Но я даже и не повел бровью. Ну, переехал так переехал. Какая разница?

И вдруг он точно отрезал:

– Нам известно, что он собирается в Израиль. А вас, когда вы напишете свою книгу и перешлете, – там издать.

И это было им сказано все тем же спокойным и рассудительным тоном. Как будто на шахматной доске передвинул очередную фигуру. Или укладывает на стройке кирпич.

Да. Федор Васильевич сделал профессиональный финт. Пошел в психическую атаку. И, хотя это было и неожиданно (ты никогда об этом даже не заикался, но мало ли, вдруг и на самом деле намылился), я все-таки не растерялся.

Я нахмурился:

– Клевета.

– Клевета?! – Федор Васильевич саркастически ухмыльнулся. – А вот мы сейчас посмотрим…

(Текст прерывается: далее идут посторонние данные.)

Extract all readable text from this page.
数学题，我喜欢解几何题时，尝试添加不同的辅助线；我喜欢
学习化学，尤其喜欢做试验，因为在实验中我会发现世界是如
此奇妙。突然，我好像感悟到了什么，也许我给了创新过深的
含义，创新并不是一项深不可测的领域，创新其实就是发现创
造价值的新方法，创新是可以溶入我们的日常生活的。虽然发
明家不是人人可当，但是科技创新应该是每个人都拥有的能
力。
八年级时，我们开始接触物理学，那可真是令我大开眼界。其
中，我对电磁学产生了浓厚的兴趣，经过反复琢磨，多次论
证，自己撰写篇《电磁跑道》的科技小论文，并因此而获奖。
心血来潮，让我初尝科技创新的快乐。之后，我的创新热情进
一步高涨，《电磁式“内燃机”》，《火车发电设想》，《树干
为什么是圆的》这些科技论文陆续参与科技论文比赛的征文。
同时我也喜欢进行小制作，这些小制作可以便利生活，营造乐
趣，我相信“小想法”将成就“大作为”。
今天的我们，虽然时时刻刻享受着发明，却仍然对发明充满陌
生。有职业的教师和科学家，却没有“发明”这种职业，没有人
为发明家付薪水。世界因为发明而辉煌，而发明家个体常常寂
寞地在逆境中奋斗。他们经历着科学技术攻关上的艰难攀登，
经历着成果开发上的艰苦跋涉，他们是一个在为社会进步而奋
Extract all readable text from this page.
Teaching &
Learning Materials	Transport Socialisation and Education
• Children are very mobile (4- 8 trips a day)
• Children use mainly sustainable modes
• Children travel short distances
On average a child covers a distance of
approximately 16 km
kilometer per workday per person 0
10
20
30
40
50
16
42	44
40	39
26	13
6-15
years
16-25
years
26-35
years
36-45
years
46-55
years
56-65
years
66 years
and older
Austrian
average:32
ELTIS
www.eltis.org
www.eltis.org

С этими словами он опять вытащил из ящика папку и, порывшись в бумагах, достал чьи-то не то заявления, не то объяснения. Федор Васильевич держал их над столом, но так, чтобы я ничего не видел.

– Здесь, на этих листах, собраны о вас мнения самых различных людей, и мнения, прямо скажем, неплохие, но все эти люди сходятся в одном, что человек вы, конечно, отзывчивый, добрый и, даже можно сказать, смелый, но где-то вы споткнулись (я еще не говорю – оступились) и вот никак не можете себя найти. И все эти люди искренне обеспокоены вашим будущим. Вот, например (читает): «Я знаю Анатолия Михайлова как отличного товарища, смелого, принципиального и решительного, но…» дальше, пожалуй, читать не стоит… (откладывает и смотрит на меня, а я смотрю на него).

Помолчали.

– Ну, а что, Анатолий Григорьевич, вы можете припомнить о дне рождения вашей супруги Зои… – Федор Васильевич снова придвинул к себе блокнот, – Михайловны 9 октября 1972 года?

– Припомнить… – И я пожал плечами. – А чего там припоминать? Ну, были гости. Выпили. Я играл на гитаре. Слушали магнитофон. Спорили.

– Вот именно что спорили, – назидательно и опять все с той же нотой справедливости строго подчеркнул Федор Васильевич. – А о чем спорили?

– О чем? Да так, ни о чем. Я хотел слушать Высоцкого, а они не хотели. Давай, говорят, эстраду. Вот и поспорили.

– А вы эстраду не уважаете?

– Не то чтобы не уважаю. Просто все эти Пахмутовы кажутся мне неискренними.

– Но Пахмутова – это ведь не только эстрада. Это еще и гражданские песни, которые любит народ.

– Все равно я им не верю.

– Но людям ее песни нравятся.

– Вот и обидно.

– Зачем же навязывать свое мнение?

– Да я и не навязываю. Просто они на меня злятся.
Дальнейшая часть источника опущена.